I’ve gained 50 pounds since I started the job I have now because I used to only eat one meal a day. (I’m still thin.) I used to walk home because I couldn’t afford to take the bus. I lived with my family, even though that environment was so toxic that my high school counselor had once tried to get me emancipated. (I ended up killing that idea; I didn’t want to make anyone feel bad.) When I saw my own face back then, all I saw was that I looked unbearably ugly; now, looking back at pictures, all I see is someone who was profoundly sick.
I don’t live like that anymore, but the memory of those years is still alive in my body. And I could feel it, the beating heart of that fear and stress, every night I sat at the cafe, trying to make my one cup of coffee and single donut last the night, struggling to write through the fatigue. I could feel it as the pandemic destroyed my meager savings, even as I ate rice and stewed tomatoes for dinner three nights a week. I cried when I realized the grocery store job I applied to rejected me. All of these years, I thought, wasting my time writing and worrying, when I had known all along what I should have been doing. I should have stayed at the store. I should have known better. Ten dollars an hour — my worth had already been measured out exactly. Things always regress to their true level.

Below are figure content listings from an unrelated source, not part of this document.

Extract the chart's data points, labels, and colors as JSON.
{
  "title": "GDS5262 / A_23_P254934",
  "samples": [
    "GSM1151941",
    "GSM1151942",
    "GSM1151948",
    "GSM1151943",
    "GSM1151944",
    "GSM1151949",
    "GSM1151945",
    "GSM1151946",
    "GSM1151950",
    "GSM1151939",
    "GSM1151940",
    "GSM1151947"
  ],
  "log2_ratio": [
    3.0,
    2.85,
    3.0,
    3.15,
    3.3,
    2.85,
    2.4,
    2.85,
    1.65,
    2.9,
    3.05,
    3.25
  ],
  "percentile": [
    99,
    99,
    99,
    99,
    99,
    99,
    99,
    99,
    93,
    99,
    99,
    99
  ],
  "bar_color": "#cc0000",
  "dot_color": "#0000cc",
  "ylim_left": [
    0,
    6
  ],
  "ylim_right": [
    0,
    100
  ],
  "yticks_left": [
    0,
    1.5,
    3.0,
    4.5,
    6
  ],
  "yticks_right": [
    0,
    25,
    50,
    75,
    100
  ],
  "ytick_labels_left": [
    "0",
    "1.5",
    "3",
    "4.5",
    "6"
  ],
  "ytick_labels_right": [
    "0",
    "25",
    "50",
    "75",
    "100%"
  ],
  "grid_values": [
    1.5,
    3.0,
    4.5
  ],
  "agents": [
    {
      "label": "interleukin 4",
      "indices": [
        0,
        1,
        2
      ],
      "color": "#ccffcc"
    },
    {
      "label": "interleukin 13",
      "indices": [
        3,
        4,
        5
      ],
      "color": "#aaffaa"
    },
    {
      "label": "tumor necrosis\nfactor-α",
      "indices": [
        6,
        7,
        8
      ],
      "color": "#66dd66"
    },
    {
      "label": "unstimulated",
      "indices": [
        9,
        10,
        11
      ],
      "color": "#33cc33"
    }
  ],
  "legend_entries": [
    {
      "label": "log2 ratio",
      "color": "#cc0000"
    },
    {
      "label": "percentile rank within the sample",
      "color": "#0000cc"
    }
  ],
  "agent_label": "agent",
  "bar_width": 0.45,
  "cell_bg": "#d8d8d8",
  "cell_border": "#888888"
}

I could survive if all of this went away. I’m stronger now than I was, and I got through it back then. I’m not being ironic when I say I had it easy. I have seen what it’s like when things are worse than that. But I’ve also seen what it’s like when it’s not. At the same school cafeteria where I shamefully explained that I was on the free lunch list, people paid for their shitty frozen fries with hundred dollar bills. For our graduation dinner and dance, I wore a donated suit, picked out for me by my friend while I was lying in a hospital bed; on the class Facebook group, people bragged about spending thousands of dollars on their dresses. People parked their custom convertibles outside the university quad where I ate my daily 99-cent croissant.
When I go out for my walk today, I will look at the sky and the birds and the pale pink blossoms, and I will feel so, so lucky to be alive, to be able to live here, to have my worst problems be my student loans and my own body. But I can’t forget what came before. I can’t forget what might still be in my future, just a month or two of missed work away. I can’t forget the people who are still working themselves sick, working themselves literally to death — and the people who could make it all stop.